Muitos cargos do governo eram ainda ocupados por membros da Companhia de Jesus e o ensino estava sob o controle dos Jesuítas que continuavam a seguir estritamente o sistema aristotélico (ou seja, tomista). Em 1746, quase no final do reinado de D. João V, agraciado com o título de Fidelissimo pelo papa Bento XIV em recompensa da sua obediência estrita aos ditames do Vaticano, o reitor do Colégio das Artes de Coimbra proíbia por decreto «…quaisquer conclusões opostas ao sistema de Aristóteles» e, em particular, «opiniões novas, pouco recebidas e inúteis para o estudo das Ciências Maiores, como são as de Renato Descartes, Gassendi (Pierre Gassendi teve mais sorte que Giordano Bruno e conseguiu sobreviver à recuperação do atomismo de Leucippus e Epicurus), Newton e outros».

Ou seja, o poder da Inquisição fazia do Portugal setecentista um firme bastião da Contra-Reforma, Inquisição cujo crivo censório impedia a dissipação das trevas obscurantistas, impostas pela Igreja católica, pelos ventos do Iluminismo que se faziam sentir nos círculos cultos do resto da Europa.

Os jesuítas constituiam assim um obstáculo intransponível a todos os projectos da reforma económica, política, militar e, principalmente, social do país pretendida pelo marquês de Pombal. Os jesuítas dominavam todos os aspectos da vida do país, ditando as normas sociais no confessionário, impedindo o progresso do país pelo monopólio da educação e reinando nas finanças pelas benesses e privilégios oferecidas por uma série de devotos reis e pelos bons ofícios da Inquisição.

Não obstante a funesta influência jesuítica se efectivar em toda a Europa, atingia dimensões catastróficas em Portugal devido ao poderio incontestado dos jesuítas nas colónias, principalmente as da América do Sul. Poder absoluto verificado especialmente no Paraguai em que os jesuítas resistiram em ceder o seu domínio sobre o território à coroa portuguesa, como estabelecido em tratado entre a Espanha e Portugal. Foi necessário empreender contra a Companhia de Jesus medidas enérgicas para que os jesuítas cumprissem os tratados ibéricos, campanha dirigida pelo governador do Rio de Janeiro, Gomes Freire de Andrade, com colaboração de Francisco Xavier de Mendonça Furtado, irmão de Sebastião de Carvalho, na zona do Amazonas. O marquês de Pombal ordenou ainda aos governadores-gerais das colónias que investigassem os jesuítas. O resultado do inquérito foi deplorável para aqueles padres, nada abonando em favor da moral e bons costumes seguidos por estes.

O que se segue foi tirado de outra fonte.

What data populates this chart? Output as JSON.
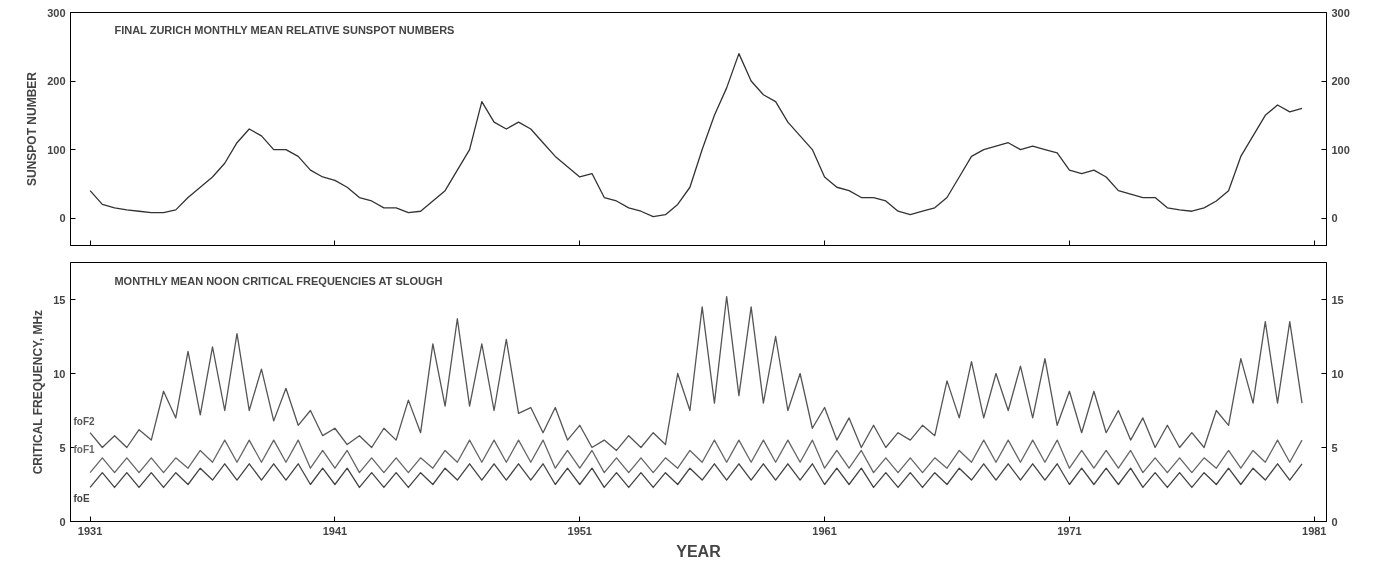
{
  "chart_data": [
    {
      "type": "line",
      "title": "FINAL ZURICH MONTHLY MEAN RELATIVE SUNSPOT NUMBERS",
      "ylabel": "SUNSPOT NUMBER",
      "x": [
        1931,
        1931.5,
        1932,
        1932.5,
        1933,
        1933.5,
        1934,
        1934.5,
        1935,
        1935.5,
        1936,
        1936.5,
        1937,
        1937.5,
        1938,
        1938.5,
        1939,
        1939.5,
        1940,
        1940.5,
        1941,
        1941.5,
        1942,
        1942.5,
        1943,
        1943.5,
        1944,
        1944.5,
        1945,
        1945.5,
        1946,
        1946.5,
        1947,
        1947.5,
        1948,
        1948.5,
        1949,
        1949.5,
        1950,
        1950.5,
        1951,
        1951.5,
        1952,
        1952.5,
        1953,
        1953.5,
        1954,
        1954.5,
        1955,
        1955.5,
        1956,
        1956.5,
        1957,
        1957.5,
        1958,
        1958.5,
        1959,
        1959.5,
        1960,
        1960.5,
        1961,
        1961.5,
        1962,
        1962.5,
        1963,
        1963.5,
        1964,
        1964.5,
        1965,
        1965.5,
        1966,
        1966.5,
        1967,
        1967.5,
        1968,
        1968.5,
        1969,
        1969.5,
        1970,
        1970.5,
        1971,
        1971.5,
        1972,
        1972.5,
        1973,
        1973.5,
        1974,
        1974.5,
        1975,
        1975.5,
        1976,
        1976.5,
        1977,
        1977.5,
        1978,
        1978.5,
        1979,
        1979.5,
        1980,
        1980.5
      ],
      "series": [
        {
          "color": "#333333",
          "values": [
            40,
            20,
            15,
            12,
            10,
            8,
            8,
            12,
            30,
            45,
            60,
            80,
            110,
            130,
            120,
            100,
            100,
            90,
            70,
            60,
            55,
            45,
            30,
            25,
            15,
            15,
            8,
            10,
            25,
            40,
            70,
            100,
            170,
            140,
            130,
            140,
            130,
            110,
            90,
            75,
            60,
            65,
            30,
            25,
            15,
            10,
            2,
            5,
            20,
            45,
            100,
            150,
            190,
            240,
            200,
            180,
            170,
            140,
            120,
            100,
            60,
            45,
            40,
            30,
            30,
            25,
            10,
            5,
            10,
            15,
            30,
            60,
            90,
            100,
            105,
            110,
            100,
            105,
            100,
            95,
            70,
            65,
            70,
            60,
            40,
            35,
            30,
            30,
            15,
            12,
            10,
            15,
            25,
            40,
            90,
            120,
            150,
            165,
            155,
            160
          ]
        }
      ],
      "xlim": [
        1930.2,
        1981.5
      ],
      "ylim": [
        -40,
        300
      ],
      "xticks": [
        1931,
        1941,
        1951,
        1961,
        1971,
        1981
      ],
      "yticks": [
        0,
        100,
        200,
        300
      ],
      "y2lim": [
        -40,
        300
      ],
      "y2ticks": [
        0,
        100,
        200,
        300
      ],
      "tick_labels": "y"
    },
    {
      "type": "line",
      "title": "MONTHLY MEAN NOON CRITICAL FREQUENCIES AT SLOUGH",
      "xlabel": "YEAR",
      "ylabel": "CRITICAL FREQUENCY, MHz",
      "x": [
        1931,
        1931.5,
        1932,
        1932.5,
        1933,
        1933.5,
        1934,
        1934.5,
        1935,
        1935.5,
        1936,
        1936.5,
        1937,
        1937.5,
        1938,
        1938.5,
        1939,
        1939.5,
        1940,
        1940.5,
        1941,
        1941.5,
        1942,
        1942.5,
        1943,
        1943.5,
        1944,
        1944.5,
        1945,
        1945.5,
        1946,
        1946.5,
        1947,
        1947.5,
        1948,
        1948.5,
        1949,
        1949.5,
        1950,
        1950.5,
        1951,
        1951.5,
        1952,
        1952.5,
        1953,
        1953.5,
        1954,
        1954.5,
        1955,
        1955.5,
        1956,
        1956.5,
        1957,
        1957.5,
        1958,
        1958.5,
        1959,
        1959.5,
        1960,
        1960.5,
        1961,
        1961.5,
        1962,
        1962.5,
        1963,
        1963.5,
        1964,
        1964.5,
        1965,
        1965.5,
        1966,
        1966.5,
        1967,
        1967.5,
        1968,
        1968.5,
        1969,
        1969.5,
        1970,
        1970.5,
        1971,
        1971.5,
        1972,
        1972.5,
        1973,
        1973.5,
        1974,
        1974.5,
        1975,
        1975.5,
        1976,
        1976.5,
        1977,
        1977.5,
        1978,
        1978.5,
        1979,
        1979.5,
        1980,
        1980.5
      ],
      "series": [
        {
          "name": "foF2",
          "color": "#555555",
          "values": [
            6.0,
            5.0,
            5.8,
            5.0,
            6.2,
            5.5,
            8.8,
            7.0,
            11.5,
            7.2,
            11.8,
            7.5,
            12.7,
            7.5,
            10.3,
            6.8,
            9.0,
            6.5,
            7.5,
            5.8,
            6.3,
            5.2,
            5.8,
            5.0,
            6.3,
            5.5,
            8.2,
            6.0,
            12.0,
            7.8,
            13.7,
            7.8,
            12.0,
            7.5,
            12.3,
            7.3,
            7.7,
            6.0,
            7.7,
            5.5,
            6.5,
            5.0,
            5.5,
            4.8,
            5.8,
            5.0,
            6.0,
            5.2,
            10.0,
            7.5,
            14.5,
            8.0,
            15.2,
            8.5,
            14.5,
            8.0,
            12.5,
            7.5,
            10.0,
            6.3,
            7.7,
            5.5,
            7.0,
            5.0,
            6.5,
            5.0,
            6.0,
            5.5,
            6.5,
            5.8,
            9.5,
            7.0,
            10.8,
            7.0,
            10.0,
            7.5,
            10.5,
            7.0,
            11.0,
            6.5,
            8.8,
            6.0,
            8.8,
            6.0,
            7.5,
            5.5,
            7.0,
            5.0,
            6.5,
            5.0,
            6.0,
            5.0,
            7.5,
            6.5,
            11.0,
            8.0,
            13.5,
            8.0,
            13.5,
            8.0
          ]
        },
        {
          "name": "foF1",
          "color": "#666666",
          "values": [
            3.3,
            4.3,
            3.3,
            4.3,
            3.3,
            4.3,
            3.3,
            4.3,
            3.6,
            4.8,
            4.0,
            5.5,
            4.0,
            5.5,
            4.0,
            5.5,
            4.0,
            5.5,
            3.6,
            4.8,
            3.6,
            4.8,
            3.3,
            4.3,
            3.3,
            4.3,
            3.3,
            4.3,
            3.6,
            4.8,
            4.0,
            5.5,
            4.0,
            5.5,
            4.0,
            5.5,
            4.0,
            5.5,
            3.6,
            4.8,
            3.6,
            4.8,
            3.3,
            4.3,
            3.3,
            4.3,
            3.3,
            4.3,
            3.6,
            4.8,
            4.0,
            5.5,
            4.0,
            5.5,
            4.0,
            5.5,
            4.0,
            5.5,
            4.0,
            5.5,
            3.6,
            4.8,
            3.6,
            4.8,
            3.3,
            4.3,
            3.3,
            4.3,
            3.3,
            4.3,
            3.6,
            4.8,
            4.0,
            5.5,
            4.0,
            5.5,
            4.0,
            5.5,
            4.0,
            5.5,
            3.6,
            4.8,
            3.6,
            4.8,
            3.6,
            4.8,
            3.3,
            4.3,
            3.3,
            4.3,
            3.3,
            4.3,
            3.6,
            4.8,
            3.6,
            4.8,
            4.0,
            5.5,
            4.0,
            5.5
          ]
        },
        {
          "name": "foE",
          "color": "#444444",
          "values": [
            2.3,
            3.3,
            2.3,
            3.3,
            2.3,
            3.3,
            2.3,
            3.3,
            2.5,
            3.6,
            2.8,
            3.9,
            2.8,
            3.9,
            2.8,
            3.9,
            2.8,
            3.9,
            2.5,
            3.6,
            2.5,
            3.6,
            2.3,
            3.3,
            2.3,
            3.3,
            2.3,
            3.3,
            2.5,
            3.6,
            2.8,
            3.9,
            2.8,
            3.9,
            2.8,
            3.9,
            2.8,
            3.9,
            2.5,
            3.6,
            2.5,
            3.6,
            2.3,
            3.3,
            2.3,
            3.3,
            2.3,
            3.3,
            2.5,
            3.6,
            2.8,
            3.9,
            2.8,
            3.9,
            2.8,
            3.9,
            2.8,
            3.9,
            2.8,
            3.9,
            2.5,
            3.6,
            2.5,
            3.6,
            2.3,
            3.3,
            2.3,
            3.3,
            2.3,
            3.3,
            2.5,
            3.6,
            2.8,
            3.9,
            2.8,
            3.9,
            2.8,
            3.9,
            2.8,
            3.9,
            2.5,
            3.6,
            2.5,
            3.6,
            2.5,
            3.6,
            2.3,
            3.3,
            2.3,
            3.3,
            2.3,
            3.3,
            2.5,
            3.6,
            2.5,
            3.6,
            2.8,
            3.9,
            2.8,
            3.9
          ]
        }
      ],
      "xlim": [
        1930.2,
        1981.5
      ],
      "ylim": [
        0,
        17.5
      ],
      "xticks": [
        1931,
        1941,
        1951,
        1961,
        1971,
        1981
      ],
      "yticks": [
        0,
        5,
        10,
        15
      ],
      "y2lim": [
        0,
        17.5
      ],
      "y2ticks": [
        0,
        5,
        10,
        15
      ]
    }
  ]
}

Face às provas da profunda corrupção da Companhia, Sebastião de Carvalho ordenou que os jesuítas fossem suspensos do exercício da confissão e da pregação em todas as dioceses portuguesas e obteve de Roma um visitador encarregue de proceder a um inquérito e de reformar os (muitos) abusos verificados na Companhia. Bento XIV nomeou para visitador o cardeal patriarca de Lisboa.

Tudo isto contribuiu para a convicção do marquês que Portugal só tinha a ganhar se se livrasse da influência perniciosa dos jesuítas, não só pela resistência que estes faziam às tropas portugueses no Paraguai e pelo seu faustoso poder económico mas especialmente pelo papel nocivo que detinham na educação que os tornava um obstáculo incontornável ao livre desenvolvimento do espírito humano, essencial ao desenvolvimento e progresso do país.

Bibliografia não disponível online:
«1755 O Terramoto de Lisboa» João Duarte Fonseca, Argumentum, Novembro de 2004.